Il datore di lavoro che ha distaccato un lavoratore presso un’altra azienda non può licenziarlo per il solo fatto che essa chiude, a meno che non dimostri che il lavoratore non era reintegrabile nell’azienda di provenienza. Lo ha stabilito la Cassazione nella sentenza 27651/13. Il caso Una società licenzia una donna dipendente di un’altra società presso la quale era stata distaccata. La Corte d’Appello di Trieste la condanna alla reintegrazione della lavoratrice nel posto di lavoro e al pagamento della differenza tra le retribuzioni maturate alla data del licenziamento fino a quello dell’effettiva reintegra e a quelle corrisposte per effetto del lavoro prestato a favore di altri soggetti. Questo perché il licenziamento oggettivo doveva essere valutato con riferimento all’ambito aziendale della dipendente e non a quello del distaccamento.
Né può valere a giustificarlo la situazione di questa seconda azienda se non si dimostra che, all’interno della sua organizzazione d’impresa, non esiste alcuna possibilità di reimpiegare il lavoratore che rientrava forzatamente dal distacco. La società propone ricorso. Motivi giustificativi del licenziamento: qual è l’ambito aziendale da considerare? Secondo la ricorrente, il licenziamento è stato deciso dopo aver verificato l’insussistenza di interessi, da parte della donna, a mantenere quel posto di lavoro, in quanto il suo apporto era richiesto esclusivamente per gestire le ultime attività commerciali dell’azienda (in chiusura) presso la quale era stata distaccata. La Cassazione ribatte che la semplice cessazione dell’interesse al distacco o la soppressione del posto di lavoro presso l’azienda distaccata non sono sufficienti a giustificare il licenziamento, perché vanno verificati «gli elementi costitutivi del giustificato motivo oggettivo con riferimento all’ambito aziendale del datore di lavoro (nella specie, la società distaccante), sul quale ricade anche l’onere probatorio circa l’impossibilità del repêchage».
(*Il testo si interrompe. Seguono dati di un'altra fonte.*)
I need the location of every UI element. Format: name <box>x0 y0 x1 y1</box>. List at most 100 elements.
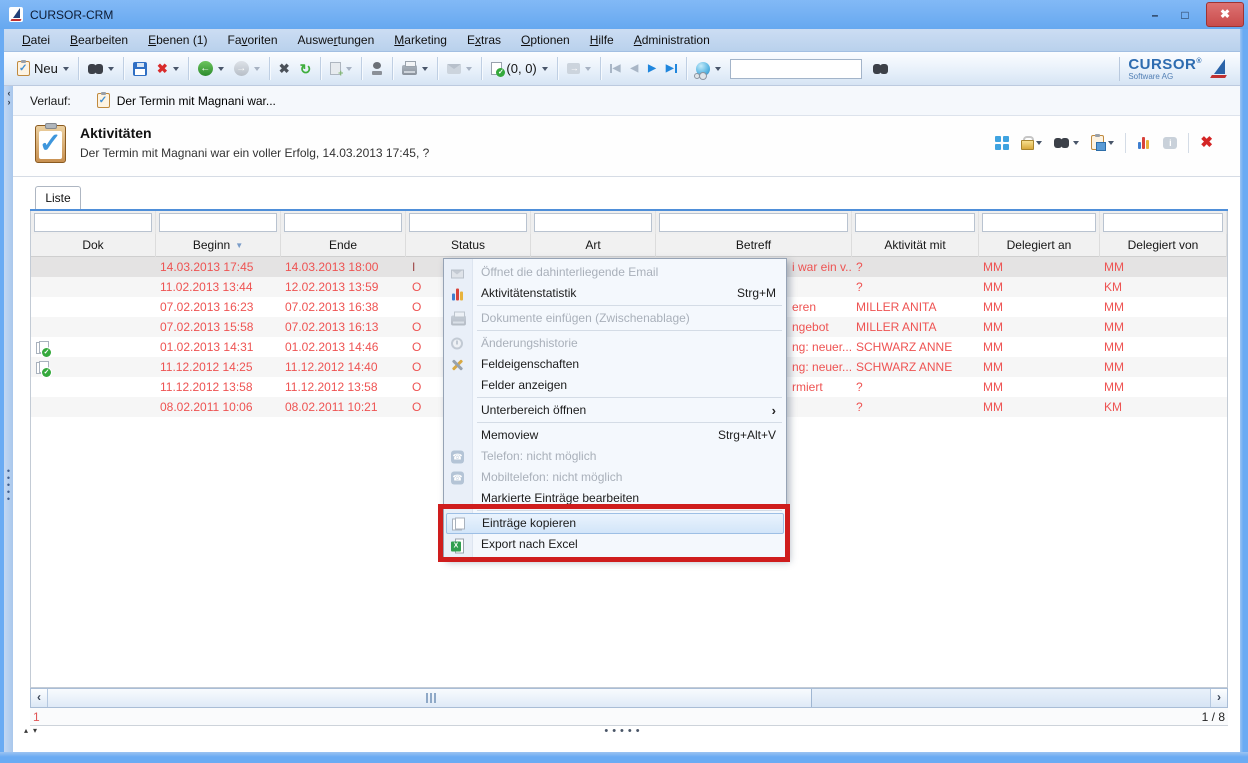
vertical-splitter[interactable]: ‹ › ••••• <box>4 86 13 752</box>
filter-input-aktivitaet_mit[interactable] <box>855 213 975 232</box>
tab-liste[interactable]: Liste <box>35 186 81 210</box>
column-header-delegiert_an[interactable]: Delegiert an <box>979 234 1100 257</box>
nav-last-button[interactable]: ▶ <box>661 56 682 82</box>
column-header-art[interactable]: Art <box>531 234 656 257</box>
scroll-right-button[interactable]: › <box>1210 689 1227 707</box>
person-search-button[interactable] <box>691 56 726 82</box>
titlebar: CURSOR-CRM – □ ✖ <box>0 0 1248 29</box>
cell-ende: 11.12.2012 13:58 <box>281 377 406 397</box>
column-header-delegiert_von[interactable]: Delegiert von <box>1100 234 1227 257</box>
dropdown-caret-icon[interactable] <box>585 67 591 71</box>
phone-icon: ☎ <box>451 471 464 484</box>
dropdown-caret-icon[interactable] <box>1073 141 1079 145</box>
context-menu-item-aktivitätenstatistik[interactable]: AktivitätenstatistikStrg+M <box>444 283 786 304</box>
save-button[interactable] <box>128 56 152 82</box>
counter-button[interactable]: (0, 0) <box>486 56 552 82</box>
new-button[interactable]: Neu <box>12 56 74 82</box>
back-button[interactable]: ← <box>193 56 229 82</box>
lock-button[interactable] <box>1018 133 1045 153</box>
dropdown-caret-icon[interactable] <box>422 67 428 71</box>
splitter-collapse-right-icon[interactable]: › <box>5 98 13 107</box>
filter-input-delegiert_von[interactable] <box>1103 213 1223 232</box>
filter-input-beginn[interactable] <box>159 213 277 232</box>
toolbar-separator <box>320 57 321 80</box>
context-menu-item-felder-anzeigen[interactable]: Felder anzeigen <box>444 375 786 396</box>
statistics-button[interactable] <box>1134 133 1154 152</box>
dropdown-caret-icon[interactable] <box>346 67 352 71</box>
column-header-betreff[interactable]: Betreff <box>656 234 852 257</box>
dropdown-caret-icon[interactable] <box>218 67 224 71</box>
filter-input-art[interactable] <box>534 213 652 232</box>
menu-optionen[interactable]: Optionen <box>511 30 580 50</box>
menu-auswertungen[interactable]: Auswertungen <box>288 30 385 50</box>
doc-check-icon: ✓ <box>36 341 48 354</box>
page-header: ✓ Aktivitäten Der Termin mit Magnani war… <box>13 116 1240 177</box>
dropdown-caret-icon[interactable] <box>1036 141 1042 145</box>
menu-favoriten[interactable]: Favoriten <box>217 30 287 50</box>
horizontal-scrollbar[interactable]: ‹ › <box>30 688 1228 708</box>
menu-datei[interactable]: Datei <box>12 30 60 50</box>
dropdown-caret-icon[interactable] <box>173 67 179 71</box>
search-button[interactable] <box>83 56 119 82</box>
menu-bearbeiten[interactable]: Bearbeiten <box>60 30 138 50</box>
cell-delegiert-an: MM <box>979 317 1100 337</box>
dropdown-caret-icon[interactable] <box>254 67 260 71</box>
close-button[interactable]: ✖ <box>1197 132 1216 153</box>
find-button[interactable] <box>1051 135 1082 151</box>
column-header-dok[interactable]: Dok <box>31 234 156 257</box>
dropdown-caret-icon[interactable] <box>108 67 114 71</box>
column-header-beginn[interactable]: Beginn▼ <box>156 234 281 257</box>
cell-ende: 07.02.2013 16:13 <box>281 317 406 337</box>
dropdown-caret-icon[interactable] <box>715 67 721 71</box>
menu-extras[interactable]: Extras <box>457 30 511 50</box>
filter-input-delegiert_an[interactable] <box>982 213 1096 232</box>
toolbar-separator <box>123 57 124 80</box>
nav-last-icon: ▶ <box>666 63 677 74</box>
cancel-button[interactable]: ✖ <box>274 56 295 82</box>
tiles-button[interactable] <box>992 133 1012 153</box>
print-button[interactable] <box>397 56 433 82</box>
scroll-left-button[interactable]: ‹ <box>31 689 48 707</box>
history-entry[interactable]: Der Termin mit Magnani war... <box>97 93 276 108</box>
close-button[interactable]: ✖ <box>1206 2 1244 27</box>
menu-ebenen-1-[interactable]: Ebenen (1) <box>138 30 217 50</box>
dropdown-caret-icon[interactable] <box>542 67 548 71</box>
copy-view-button[interactable] <box>1088 132 1117 153</box>
context-menu-item-memoview[interactable]: MemoviewStrg+Alt+V <box>444 425 786 446</box>
dropdown-caret-icon[interactable] <box>63 67 69 71</box>
nav-next-button[interactable]: ▶ <box>643 56 661 82</box>
find-button[interactable] <box>868 56 893 82</box>
filter-input-ende[interactable] <box>284 213 402 232</box>
toolbar-separator <box>437 57 438 80</box>
column-header-status[interactable]: Status <box>406 234 531 257</box>
filter-input-status[interactable] <box>409 213 527 232</box>
delete-button[interactable]: ✖ <box>152 56 184 82</box>
splitter-grip[interactable]: ••••• <box>4 468 13 503</box>
refresh-button[interactable]: ↻ <box>295 56 317 82</box>
filter-input-dok[interactable] <box>34 213 152 232</box>
menu-marketing[interactable]: Marketing <box>384 30 457 50</box>
context-menu-item-markierte-einträge-bearbeiten[interactable]: Markierte Einträge bearbeiten <box>444 488 786 509</box>
menu-administration[interactable]: Administration <box>624 30 720 50</box>
filter-input-betreff[interactable] <box>659 213 848 232</box>
column-header-aktivitaet_mit[interactable]: Aktivität mit <box>852 234 979 257</box>
toolbar-search-input[interactable] <box>730 59 862 79</box>
app-logo-icon <box>9 7 23 22</box>
dropdown-caret-icon[interactable] <box>1108 141 1114 145</box>
context-menu-item-unterbereich-öffnen[interactable]: Unterbereich öffnen› <box>444 400 786 421</box>
context-menu-item-feldeigenschaften[interactable]: Feldeigenschaften <box>444 354 786 375</box>
context-menu-item-einträge-kopieren[interactable]: Einträge kopieren <box>446 513 784 534</box>
maximize-button[interactable]: □ <box>1170 4 1200 26</box>
binoculars-icon <box>873 64 888 74</box>
window-border-bottom <box>0 752 1248 763</box>
activities-clipboard-icon: ✓ <box>35 125 66 163</box>
minimize-button[interactable]: – <box>1140 4 1170 26</box>
context-menu-item-export-nach-excel[interactable]: Export nach Excel <box>444 534 786 555</box>
column-header-ende[interactable]: Ende <box>281 234 406 257</box>
cell-ende: 12.02.2013 13:59 <box>281 277 406 297</box>
scrollbar-thumb[interactable] <box>48 689 812 707</box>
horizontal-splitter-grip[interactable]: ••••• <box>0 725 1248 737</box>
menu-hilfe[interactable]: Hilfe <box>580 30 624 50</box>
dropdown-caret-icon[interactable] <box>466 67 472 71</box>
stamp-button[interactable] <box>366 56 388 82</box>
Il lavoratore, quindi, va considerato a tutti gli effetti dipendente dell’azienda distaccante e, perciò, correttamente la Corte di merito ha ritenuto che il licenziamento fondato sulla cessazione dell’interesse ad distacco o la soppressione del posto presso la società distaccata non era idoneo a ritenere giustificato il recesso datoriale. La richiesta di risarcimento non configura nuova domanda. La Cassazione conferma, inoltre, quanto sostenuto anche dalla Corte di merito, secondo cui non costituisce domanda nuova quella del lavoratore che, in sede di rinvio, riduca il quantum di cui al petitum sostanziale originario (reintegrazione nel posto di lavoro e risarcimento corrispondente alle retribuzioni perdute) in ragione delle retribuzioni corrisposte da altro datore di lavoro (c.d. aliunde perceptum), atteso che la riduzione del quantum originariamente richiesto non configura domanda nuova ma solo una diversa formulazione di quella precedente. Il ricorso, pertanto, si intende respinto.